Published online by Cambridge University Press: 14 January 2010
The study of the systematic size reduction of solids poses special problems for mechanical analysis because the continually changing geometry of the loading between working surfaces of the equipment and the solid to be comminuted renders any exact stress analysis impossible. Even given that a stress pattern could be established, it is not at present possible to model stresses beyond the point at which a discontinuity (crack) starts to propagate in the solid, let alone the multiple and repetitive fracture which defines comminution; the shape and position of cracks and particle fragments cannot be specified. The chewing process is usually a comminution process and is additionally complicated by being masked by the cheeks. However, given sufficient information about the food input and the swallowed output coupled with static observations of the teeth in and out of the oral cavity of mammals, some aspects of the process become understandable. Given abundant information on dental morphology, the missing factor in the analysis of dentitions and diets is the almost total absence of knowledge of food texture.

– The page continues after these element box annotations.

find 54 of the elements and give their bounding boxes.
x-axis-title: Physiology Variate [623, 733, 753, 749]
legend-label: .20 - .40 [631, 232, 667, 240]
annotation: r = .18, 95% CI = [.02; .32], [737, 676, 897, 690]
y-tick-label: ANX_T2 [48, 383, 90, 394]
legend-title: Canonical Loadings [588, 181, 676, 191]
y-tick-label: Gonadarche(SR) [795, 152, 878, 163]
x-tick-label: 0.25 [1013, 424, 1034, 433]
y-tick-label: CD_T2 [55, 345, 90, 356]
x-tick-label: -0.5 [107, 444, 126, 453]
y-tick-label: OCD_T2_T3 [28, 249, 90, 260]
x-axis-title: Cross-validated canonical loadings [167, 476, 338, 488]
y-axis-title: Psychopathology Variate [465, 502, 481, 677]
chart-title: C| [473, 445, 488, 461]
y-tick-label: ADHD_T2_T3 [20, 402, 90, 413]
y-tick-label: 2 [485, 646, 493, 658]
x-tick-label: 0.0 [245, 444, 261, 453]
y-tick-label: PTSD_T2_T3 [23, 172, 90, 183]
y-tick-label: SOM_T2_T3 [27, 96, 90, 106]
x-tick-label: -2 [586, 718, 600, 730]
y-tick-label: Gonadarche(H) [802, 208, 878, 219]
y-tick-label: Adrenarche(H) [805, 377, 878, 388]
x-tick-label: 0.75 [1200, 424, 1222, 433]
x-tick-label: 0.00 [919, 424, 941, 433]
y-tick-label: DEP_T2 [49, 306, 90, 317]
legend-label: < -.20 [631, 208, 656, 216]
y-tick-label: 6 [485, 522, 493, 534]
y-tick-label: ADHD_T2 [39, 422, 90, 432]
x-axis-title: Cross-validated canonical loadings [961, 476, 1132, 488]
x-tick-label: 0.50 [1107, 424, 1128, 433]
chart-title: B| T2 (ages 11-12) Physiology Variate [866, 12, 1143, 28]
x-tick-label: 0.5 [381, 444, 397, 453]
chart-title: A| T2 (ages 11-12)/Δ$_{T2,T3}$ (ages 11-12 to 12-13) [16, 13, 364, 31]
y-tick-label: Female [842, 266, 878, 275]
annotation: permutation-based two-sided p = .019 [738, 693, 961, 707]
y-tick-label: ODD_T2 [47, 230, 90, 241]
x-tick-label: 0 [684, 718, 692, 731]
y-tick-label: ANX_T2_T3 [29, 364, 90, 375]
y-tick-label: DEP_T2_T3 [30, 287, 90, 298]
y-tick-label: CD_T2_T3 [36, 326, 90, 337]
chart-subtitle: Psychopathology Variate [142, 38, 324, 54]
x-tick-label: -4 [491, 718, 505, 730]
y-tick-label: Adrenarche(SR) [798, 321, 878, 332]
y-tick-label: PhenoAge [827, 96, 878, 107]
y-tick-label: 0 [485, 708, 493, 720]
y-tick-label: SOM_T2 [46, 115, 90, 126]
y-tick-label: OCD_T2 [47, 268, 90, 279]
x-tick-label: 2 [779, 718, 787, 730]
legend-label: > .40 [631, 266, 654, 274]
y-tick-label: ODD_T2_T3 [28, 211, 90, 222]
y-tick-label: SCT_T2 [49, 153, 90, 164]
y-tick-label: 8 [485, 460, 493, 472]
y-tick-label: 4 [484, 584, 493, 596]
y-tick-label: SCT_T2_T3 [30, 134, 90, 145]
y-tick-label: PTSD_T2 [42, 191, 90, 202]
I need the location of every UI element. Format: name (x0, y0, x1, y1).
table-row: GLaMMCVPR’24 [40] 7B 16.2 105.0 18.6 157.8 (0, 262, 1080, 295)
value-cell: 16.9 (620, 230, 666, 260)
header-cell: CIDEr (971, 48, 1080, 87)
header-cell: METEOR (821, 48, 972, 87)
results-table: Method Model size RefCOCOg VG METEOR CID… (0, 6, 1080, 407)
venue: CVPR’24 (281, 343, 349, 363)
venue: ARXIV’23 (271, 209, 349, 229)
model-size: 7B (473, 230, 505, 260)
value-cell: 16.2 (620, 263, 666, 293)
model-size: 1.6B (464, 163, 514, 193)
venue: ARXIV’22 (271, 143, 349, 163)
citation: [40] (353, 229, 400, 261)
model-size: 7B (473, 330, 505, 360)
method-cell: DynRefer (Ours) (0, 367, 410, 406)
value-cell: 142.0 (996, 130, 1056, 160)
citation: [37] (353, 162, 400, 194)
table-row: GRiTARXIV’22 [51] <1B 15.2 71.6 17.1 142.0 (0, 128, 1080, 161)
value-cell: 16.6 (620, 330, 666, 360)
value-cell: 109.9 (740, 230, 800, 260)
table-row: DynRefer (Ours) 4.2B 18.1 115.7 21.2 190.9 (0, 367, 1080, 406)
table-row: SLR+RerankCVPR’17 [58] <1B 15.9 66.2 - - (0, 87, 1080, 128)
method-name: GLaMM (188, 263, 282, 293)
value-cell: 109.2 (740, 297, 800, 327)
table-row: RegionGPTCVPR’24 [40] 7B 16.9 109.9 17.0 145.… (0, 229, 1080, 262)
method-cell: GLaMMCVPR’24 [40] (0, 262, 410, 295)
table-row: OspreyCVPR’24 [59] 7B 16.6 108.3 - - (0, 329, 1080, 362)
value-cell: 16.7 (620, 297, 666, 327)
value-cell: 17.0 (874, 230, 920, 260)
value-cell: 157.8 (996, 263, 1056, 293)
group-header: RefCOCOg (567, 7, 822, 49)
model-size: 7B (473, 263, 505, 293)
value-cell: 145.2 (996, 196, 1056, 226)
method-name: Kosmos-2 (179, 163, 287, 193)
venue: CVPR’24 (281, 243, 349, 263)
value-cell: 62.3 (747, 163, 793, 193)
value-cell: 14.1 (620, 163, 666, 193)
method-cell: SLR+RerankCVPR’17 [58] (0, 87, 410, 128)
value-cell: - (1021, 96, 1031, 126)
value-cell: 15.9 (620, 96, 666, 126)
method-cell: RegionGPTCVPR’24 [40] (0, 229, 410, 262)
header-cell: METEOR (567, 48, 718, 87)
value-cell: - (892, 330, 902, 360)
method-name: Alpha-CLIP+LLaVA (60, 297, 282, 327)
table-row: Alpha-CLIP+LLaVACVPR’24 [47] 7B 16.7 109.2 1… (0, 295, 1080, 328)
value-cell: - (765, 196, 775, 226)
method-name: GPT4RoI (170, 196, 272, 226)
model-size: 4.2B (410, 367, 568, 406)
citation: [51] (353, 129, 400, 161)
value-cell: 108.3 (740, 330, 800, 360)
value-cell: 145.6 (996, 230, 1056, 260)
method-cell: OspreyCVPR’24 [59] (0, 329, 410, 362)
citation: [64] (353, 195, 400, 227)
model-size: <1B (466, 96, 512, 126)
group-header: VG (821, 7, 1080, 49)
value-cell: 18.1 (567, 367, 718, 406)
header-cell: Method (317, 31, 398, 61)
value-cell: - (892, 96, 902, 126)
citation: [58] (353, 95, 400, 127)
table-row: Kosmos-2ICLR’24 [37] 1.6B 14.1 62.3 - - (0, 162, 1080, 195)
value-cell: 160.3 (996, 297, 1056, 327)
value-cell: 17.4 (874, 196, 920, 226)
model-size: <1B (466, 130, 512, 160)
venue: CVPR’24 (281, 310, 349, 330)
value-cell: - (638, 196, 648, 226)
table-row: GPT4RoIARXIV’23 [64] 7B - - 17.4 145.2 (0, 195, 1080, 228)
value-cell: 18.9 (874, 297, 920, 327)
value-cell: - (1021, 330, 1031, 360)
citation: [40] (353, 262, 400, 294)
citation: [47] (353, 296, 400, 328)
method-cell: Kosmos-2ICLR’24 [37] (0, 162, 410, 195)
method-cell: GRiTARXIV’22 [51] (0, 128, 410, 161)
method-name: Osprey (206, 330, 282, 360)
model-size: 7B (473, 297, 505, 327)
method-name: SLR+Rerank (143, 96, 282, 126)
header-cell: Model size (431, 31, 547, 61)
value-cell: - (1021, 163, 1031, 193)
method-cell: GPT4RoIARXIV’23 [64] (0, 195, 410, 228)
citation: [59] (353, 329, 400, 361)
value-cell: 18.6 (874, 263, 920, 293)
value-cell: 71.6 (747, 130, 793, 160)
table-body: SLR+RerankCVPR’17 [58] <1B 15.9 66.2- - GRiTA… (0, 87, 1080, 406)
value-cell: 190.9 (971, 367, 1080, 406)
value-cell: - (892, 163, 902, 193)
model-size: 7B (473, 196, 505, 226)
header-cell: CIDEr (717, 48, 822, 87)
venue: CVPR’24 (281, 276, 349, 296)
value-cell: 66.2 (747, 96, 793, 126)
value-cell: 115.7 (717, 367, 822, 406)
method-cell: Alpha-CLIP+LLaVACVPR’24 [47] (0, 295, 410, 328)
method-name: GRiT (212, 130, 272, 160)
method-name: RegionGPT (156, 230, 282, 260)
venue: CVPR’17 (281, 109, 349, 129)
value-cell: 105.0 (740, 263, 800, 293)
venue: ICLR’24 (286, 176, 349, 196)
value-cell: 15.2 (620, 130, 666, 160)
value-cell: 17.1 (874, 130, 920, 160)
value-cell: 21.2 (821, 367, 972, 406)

This chapter concentrates more on food than teeth and emphasises work on primates because the behaviour and diet of these mammals has been studied intensively. Primates inhabit the tropics and subtropics forming a significant proportion of the arboreal animal biomass in primary rain forest (Terborgh, 1983). The vast number of animal and plant species in rain forest (Whitmore, 1984) affords the opportunity to study dietary selectivity, but with the drawback that complexity increases more than in proportion to the number of species in the environment because of the possibility of networks of coevolved plant–animal relationships.